O senhor aceitou continuar fazendo parte da estratégia do governo? Sim, mas como consequência da sinalização de que eu não concordava, fabricou-se um processo contra mim, como estratégia de desqualificação para me desmoralizar caso revelasse a farsa do governo. Me acusaram de crimes que eram cometidos por eles para desviar a atenção da sociedade.

Com base em que o senhor denunciou o advogado Alejandro Melgar, que está preso no Uruguai desde 2012? Ele é um dos réus do Caso Terrorismo. De acordo com relatos policiais, foi ele quem comprou as passagens aéreas para o suposto grupo terrorista que veio da Europa para a Bolívia. Há também muitos outros elementos de prova, como correspondência eletrônica entre o líder do grupo e este cidadão, com o objetivo de esconder suas identidades. Reitero que todas essas informações me foram entregues pela polícia e órgãos de governo.

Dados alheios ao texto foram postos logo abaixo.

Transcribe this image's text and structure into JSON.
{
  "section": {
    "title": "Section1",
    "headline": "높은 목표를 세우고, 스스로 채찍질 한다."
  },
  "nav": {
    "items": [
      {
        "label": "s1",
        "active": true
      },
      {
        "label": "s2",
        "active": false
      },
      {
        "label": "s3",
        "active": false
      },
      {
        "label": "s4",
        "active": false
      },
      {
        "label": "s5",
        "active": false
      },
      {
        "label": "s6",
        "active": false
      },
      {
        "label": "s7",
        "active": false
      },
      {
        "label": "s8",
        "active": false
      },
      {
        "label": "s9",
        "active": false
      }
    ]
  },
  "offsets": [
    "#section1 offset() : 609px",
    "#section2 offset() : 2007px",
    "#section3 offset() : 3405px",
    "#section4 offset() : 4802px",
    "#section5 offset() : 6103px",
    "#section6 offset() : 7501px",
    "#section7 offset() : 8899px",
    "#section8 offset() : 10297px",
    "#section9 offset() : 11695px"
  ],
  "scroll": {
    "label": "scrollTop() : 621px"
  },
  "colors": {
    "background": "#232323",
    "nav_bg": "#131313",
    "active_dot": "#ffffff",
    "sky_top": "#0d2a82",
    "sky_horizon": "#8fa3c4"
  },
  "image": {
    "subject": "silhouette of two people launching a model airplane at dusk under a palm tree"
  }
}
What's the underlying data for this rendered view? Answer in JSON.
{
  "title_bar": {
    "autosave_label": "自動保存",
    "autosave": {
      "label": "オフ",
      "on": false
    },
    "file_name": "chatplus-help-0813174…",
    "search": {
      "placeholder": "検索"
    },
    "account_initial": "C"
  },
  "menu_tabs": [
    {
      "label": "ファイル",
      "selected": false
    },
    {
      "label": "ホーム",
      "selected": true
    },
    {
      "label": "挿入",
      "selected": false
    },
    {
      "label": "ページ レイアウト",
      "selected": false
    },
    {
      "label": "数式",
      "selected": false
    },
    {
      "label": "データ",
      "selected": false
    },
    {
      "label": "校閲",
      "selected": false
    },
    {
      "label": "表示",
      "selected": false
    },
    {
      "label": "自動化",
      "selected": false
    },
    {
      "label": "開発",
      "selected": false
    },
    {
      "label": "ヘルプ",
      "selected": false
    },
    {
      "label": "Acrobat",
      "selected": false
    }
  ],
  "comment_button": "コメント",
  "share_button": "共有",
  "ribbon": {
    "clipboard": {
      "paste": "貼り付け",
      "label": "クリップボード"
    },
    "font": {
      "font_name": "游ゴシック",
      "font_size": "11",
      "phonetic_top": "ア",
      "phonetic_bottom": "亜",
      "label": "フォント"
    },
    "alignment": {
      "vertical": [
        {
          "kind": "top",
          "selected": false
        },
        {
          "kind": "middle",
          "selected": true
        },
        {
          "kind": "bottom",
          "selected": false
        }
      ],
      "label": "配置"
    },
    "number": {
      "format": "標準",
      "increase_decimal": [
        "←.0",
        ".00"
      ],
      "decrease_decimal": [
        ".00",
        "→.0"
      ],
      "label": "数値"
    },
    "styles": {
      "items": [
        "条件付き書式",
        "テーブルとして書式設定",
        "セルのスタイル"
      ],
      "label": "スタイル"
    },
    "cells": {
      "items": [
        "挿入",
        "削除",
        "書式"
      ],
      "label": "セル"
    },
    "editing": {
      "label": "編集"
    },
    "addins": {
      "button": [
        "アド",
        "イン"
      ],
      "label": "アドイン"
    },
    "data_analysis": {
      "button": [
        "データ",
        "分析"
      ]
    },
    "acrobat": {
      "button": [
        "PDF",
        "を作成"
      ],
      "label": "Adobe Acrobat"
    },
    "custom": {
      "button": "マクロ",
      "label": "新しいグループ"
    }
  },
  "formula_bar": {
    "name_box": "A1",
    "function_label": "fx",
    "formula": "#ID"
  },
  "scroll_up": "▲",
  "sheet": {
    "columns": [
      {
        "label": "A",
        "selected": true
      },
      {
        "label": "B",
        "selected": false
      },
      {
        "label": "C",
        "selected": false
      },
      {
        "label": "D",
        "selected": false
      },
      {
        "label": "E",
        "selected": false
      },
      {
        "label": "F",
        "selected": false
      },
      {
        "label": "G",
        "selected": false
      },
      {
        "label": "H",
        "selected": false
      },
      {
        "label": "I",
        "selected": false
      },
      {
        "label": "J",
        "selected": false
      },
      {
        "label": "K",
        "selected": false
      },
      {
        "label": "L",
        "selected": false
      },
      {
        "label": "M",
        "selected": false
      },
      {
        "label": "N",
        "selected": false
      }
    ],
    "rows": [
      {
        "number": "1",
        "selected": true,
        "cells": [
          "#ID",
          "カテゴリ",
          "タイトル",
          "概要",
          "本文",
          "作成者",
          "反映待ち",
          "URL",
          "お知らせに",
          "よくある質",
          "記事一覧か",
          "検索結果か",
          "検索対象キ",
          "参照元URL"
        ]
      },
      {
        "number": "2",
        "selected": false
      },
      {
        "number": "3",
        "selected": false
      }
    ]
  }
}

Quem coordenou essa operação por trás da investigação? Raul Garcia Linera, irmão do vice-presidente Álvaro Garcia Linera, foi quem montou uma rede de extorsão para se beneficiar economicamente e politicamente com este caso. Ele comprou testemunhas e montou provas, assim como no caso dos investigados pelo pretenso atentado, para me perseguir. Eu tive que sair do país para preservar a minha vida e integridade física.